Still, there’s a lot of work to do and plenty of glitches to sort out. What Schneider showed me is really still a demo, and she wants to explore as many other fields as possible before she graduates later this year. Her background, in fact, is in graphic design. But VR will continue to be a focus for her as she heads into thesis country and beyond: “I like designing and creating content. My next project will be on Nova, because Oculus is not as available to everyone. … [VR] is new, and it’s exciting; it’s a new type of experience. People like new things. I think it’s a great platform to experiment in. It opens up a lot of possibilities for cinema, games, art.”

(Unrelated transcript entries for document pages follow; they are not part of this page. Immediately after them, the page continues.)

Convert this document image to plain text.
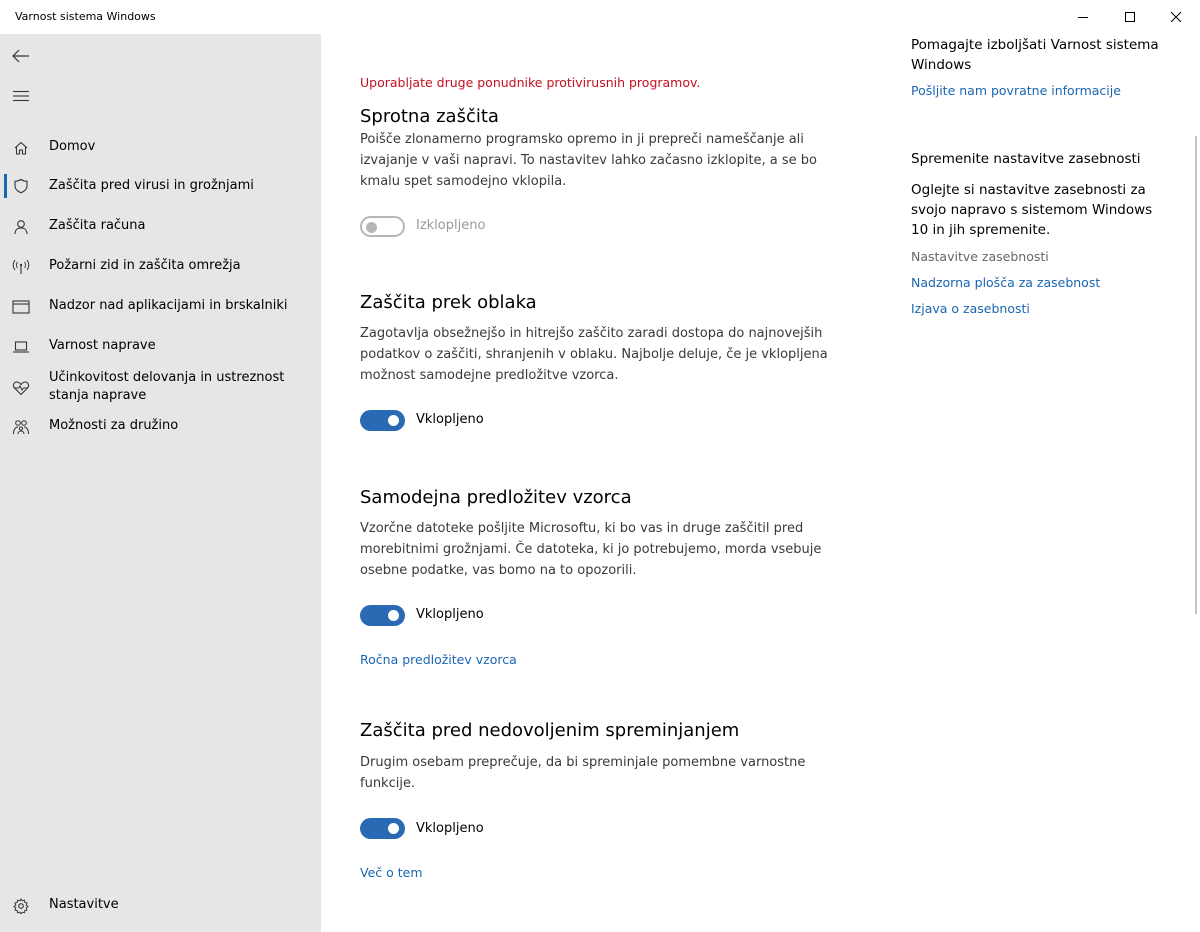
Varnost sistema Windows
Domov
Zaščita pred virusi in grožnjami
Zaščita računa
Požarni zid in zaščita omrežja
Nadzor nad aplikacijami in brskalniki
Varnost naprave
Učinkovitost delovanja in ustreznost stanja naprave
Možnosti za družino
Nastavitve
Uporabljate druge ponudnike protivirusnih programov.
Sprotna zaščita
Poišče zlonamerno programsko opremo in ji prepreči nameščanje ali izvajanje v vaši napravi. To nastavitev lahko začasno izklopite, a se bo kmalu spet samodejno vklopila.
Izklopljeno
Zaščita prek oblaka
Zagotavlja obsežnejšo in hitrejšo zaščito zaradi dostopa do najnovejših podatkov o zaščiti, shranjenih v oblaku. Najbolje deluje, če je vklopljena možnost samodejne predložitve vzorca.
Vklopljeno
Samodejna predložitev vzorca
Vzorčne datoteke pošljite Microsoftu, ki bo vas in druge zaščitil pred morebitnimi grožnjami. Če datoteka, ki jo potrebujemo, morda vsebuje osebne podatke, vas bomo na to opozorili.
Vklopljeno
Ročna predložitev vzorca
Zaščita pred nedovoljenim spreminjanjem
Drugim osebam preprečuje, da bi spreminjale pomembne varnostne funkcije.
Vklopljeno
Več o tem
Pomagajte izboljšati Varnost sistema Windows
Pošljite nam povratne informacije
Spremenite nastavitve zasebnosti
Oglejte si nastavitve zasebnosti za svojo napravo s sistemom Windows 10 in jih spremenite.
Nastavitve zasebnosti
Nadzorna plošča za zasebnost
Izjava o zasebnosti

Pressed to reveal a preference for one pilfered artwork in particular, Schneider revealed a fondness for the Iraqi modernists. As someone who grew up in nearby Israel, the connections are tangible. “There’s a large percentage of Iraqi-descended Jews in Israel,” she said. “But also, you know, the Gulf War, when I was wearing [a] gas mask that looked like this”—she gestured at the Oculus headset—“in the shelter.” She was surprised at what plundering art theft databases revealed to her about the nation’s culture: “I didn’t know those painters—and digging up the information about them was really interesting, too.”
In the long term, Schneider said, she wants her museum to “work with a dynamic database that’ll update, so if a piece is retrieved, I can trade it for another one that needs retrieval.” I remarked that I could easily envision areas in real-world museums where visitors don VR goggles to get a look at what sort of masterpieces have been lost over the years, and that it was surely only a matter of time before Interpol picked up on her idea. “Yeah,” she said, not without a note of skepticism. “I hope they do that rather than sue me or arrest me.”